Kepala Bidang Bimbingan Keselamatan dan Ketertiban (Bimkestib) Dishub Kota Depok Agus Tamim mengatakan program tersebut sudah punya nama, yaitu: Joyful Traffic Management alias JoTRAM. Ia menyebut, saat ini lagu yang akan diputar masih diaransemen.

“Ini lagi diaransemen. Kami dapatkan informasi seperti itu [lagu ciptaan walkot Depok akan diputar]. Kalau dangdut, nanti pada joget lagi,” kata Agus saat dikonfirmasi reporter Tirto, Senin (15/7/2019).

Lalu, bagaimana dengan nasib pengamen yang biasa mencari rezeki di lampu merah?

Reporter Tirto menemui beberapa pengamen yang biasa beroperasi di lampu merah di Kota Depok, pada Selasa (16/7/2019). Mereka mengaku keberatan dengan rencana kebijakan tersebut, karena dinilai akan berdampak pada pendapatannya.

Salah satunya adalah Anita (39 tahun) yang saya temui pada Selasa siang. Di tengah terik matahari, sekitar pukul 12.00, Anita menggendong anaknya yang masih balita di simpang jalan lampu merah Jalan Margonda Raya menuju Juanda, Kota Depok, Jawa Barat.

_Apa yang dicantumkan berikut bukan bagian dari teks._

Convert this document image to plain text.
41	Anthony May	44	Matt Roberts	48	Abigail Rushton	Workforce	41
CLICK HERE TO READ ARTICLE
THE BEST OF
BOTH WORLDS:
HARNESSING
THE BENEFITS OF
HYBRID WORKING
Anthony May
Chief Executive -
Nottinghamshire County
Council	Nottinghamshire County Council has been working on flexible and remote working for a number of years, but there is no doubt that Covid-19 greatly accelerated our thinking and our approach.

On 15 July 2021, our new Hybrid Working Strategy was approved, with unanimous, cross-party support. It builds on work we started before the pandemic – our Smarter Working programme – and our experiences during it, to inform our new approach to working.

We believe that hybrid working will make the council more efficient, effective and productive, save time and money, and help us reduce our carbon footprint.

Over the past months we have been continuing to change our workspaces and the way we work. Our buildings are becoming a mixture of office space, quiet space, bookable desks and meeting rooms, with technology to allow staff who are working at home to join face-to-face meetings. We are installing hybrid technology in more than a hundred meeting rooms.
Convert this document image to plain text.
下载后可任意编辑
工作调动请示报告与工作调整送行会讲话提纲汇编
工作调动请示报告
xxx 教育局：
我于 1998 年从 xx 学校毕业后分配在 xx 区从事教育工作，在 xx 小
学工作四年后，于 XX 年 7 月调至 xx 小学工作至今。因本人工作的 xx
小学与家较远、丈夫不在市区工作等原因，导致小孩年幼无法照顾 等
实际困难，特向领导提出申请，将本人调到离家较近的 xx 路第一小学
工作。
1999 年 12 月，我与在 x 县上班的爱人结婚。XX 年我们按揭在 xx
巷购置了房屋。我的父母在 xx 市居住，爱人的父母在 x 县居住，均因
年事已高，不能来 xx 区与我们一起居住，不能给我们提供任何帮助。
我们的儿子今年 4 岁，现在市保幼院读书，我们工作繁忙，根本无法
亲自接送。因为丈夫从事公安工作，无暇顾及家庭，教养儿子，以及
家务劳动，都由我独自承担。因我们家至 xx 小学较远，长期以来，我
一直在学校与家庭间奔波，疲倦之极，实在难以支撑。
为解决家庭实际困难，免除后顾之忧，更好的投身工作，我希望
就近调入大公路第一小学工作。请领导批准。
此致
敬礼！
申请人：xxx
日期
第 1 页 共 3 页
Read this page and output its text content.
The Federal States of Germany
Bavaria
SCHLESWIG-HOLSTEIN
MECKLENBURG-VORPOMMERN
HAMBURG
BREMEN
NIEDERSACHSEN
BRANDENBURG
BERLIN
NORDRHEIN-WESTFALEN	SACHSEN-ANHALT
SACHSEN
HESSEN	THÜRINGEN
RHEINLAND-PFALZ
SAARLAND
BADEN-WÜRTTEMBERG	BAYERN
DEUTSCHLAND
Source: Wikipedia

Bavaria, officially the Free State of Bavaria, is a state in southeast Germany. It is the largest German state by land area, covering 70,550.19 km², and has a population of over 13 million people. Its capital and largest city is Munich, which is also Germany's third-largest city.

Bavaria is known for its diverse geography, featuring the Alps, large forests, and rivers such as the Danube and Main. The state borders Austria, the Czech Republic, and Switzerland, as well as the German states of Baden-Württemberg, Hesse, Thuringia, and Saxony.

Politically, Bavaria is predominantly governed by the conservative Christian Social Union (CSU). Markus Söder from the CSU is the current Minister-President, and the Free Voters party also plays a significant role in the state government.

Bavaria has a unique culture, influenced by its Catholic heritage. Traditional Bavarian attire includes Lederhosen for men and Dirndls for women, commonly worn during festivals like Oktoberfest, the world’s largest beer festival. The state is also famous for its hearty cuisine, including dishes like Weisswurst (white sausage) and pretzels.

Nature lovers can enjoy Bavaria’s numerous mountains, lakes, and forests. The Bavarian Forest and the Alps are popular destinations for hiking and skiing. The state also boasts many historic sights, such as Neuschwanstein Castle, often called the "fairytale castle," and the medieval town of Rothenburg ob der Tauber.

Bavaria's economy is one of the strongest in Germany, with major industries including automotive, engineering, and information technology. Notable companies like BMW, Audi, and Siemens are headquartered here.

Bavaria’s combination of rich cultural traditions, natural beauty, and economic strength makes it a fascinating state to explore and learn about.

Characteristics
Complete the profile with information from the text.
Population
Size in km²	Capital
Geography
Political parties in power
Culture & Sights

Saat itu, Anita bersama balitanya tengah mengais rezeki dengan cara mengamen. Anita hanya bermodalkan kecrekan dan kantong plastik permen berukuran besar untuk mencari pundi-pundi rupiah.

“Ibu sebenarnya dagang tisu dek, ini karena ibu untuk bayar daftar ulang, sambilan saja [ngamen]. Ini cuma sebentar saja nyari duitnya, sekadar dapat Rp50.000 apa Rp30.000, atau buat jajan anak-anak saja,” kata dia saat duduk di trotoar jalan.

Ia pun bercerita bahwa dia merupakan pemain baru di lampu merah itu. Namun, baru saja mulai menekuni pekerjaan sampingannya sebagai pengamen, Anita harus menerima kabar buruk. Sebab, Pemkot Depok berencana akan membuat program JoTRAM.

Pada program ini, Pemkot Depok berencana akan memasang pengeras suara di beberapa titik di lampu merah dan menyetel sebuah lagu untuk mengimbau agar para pengendara mengikuti peraturan lalu lintas dan tidak stres saat menunggu giliran jalan.

Menurut dia, jika Pemkot Depok benar-benar menerapkan program tersebut di setiap lampu merah, terutama di daerah simpang jalan Margonda Raya-Juanda, maka akan mengganggu dirinya dalam mencari nafkah.

“Ya mengganggu lah, kan, karena sudah ada speaker, ada suaranya, saya juga [ngamen] jadi balap-balapan. Saya juga maklum sama bapak wali kota kalau ada kebijakan untuk masang lagu di lampu merah. Kami orang kecil mah ngikutin saja,” kata dia kepada reporter Tirto.

Anita mengaku tidak tahu nasibnya bila kebijakan tersebut benar-benar diterapkan. Saat ini yang ada dalam benaknya hanya melanjutkan profesinya sebagai penjual tisu di lampu merah. Itu pun bila diperbolehkan oleh Satpol PP.

Nasib yang sama juga dialami pengamen lainnya, seperti Dimas (16 tahun) dan ketiga temannya, yaitu Shifa (19), Gopin (20), dan Bagol (19). Keempat pemuda tersebut biasa menghasilkan sekitar Rp80.000 hingga Rp100.000 seharian saat mengamen.

Mereka berempat pun mengaku keberatan jika program menyalakan lagu dengan pengeras suara di sejumlah lampu merah diterapkan Pemkot Depok.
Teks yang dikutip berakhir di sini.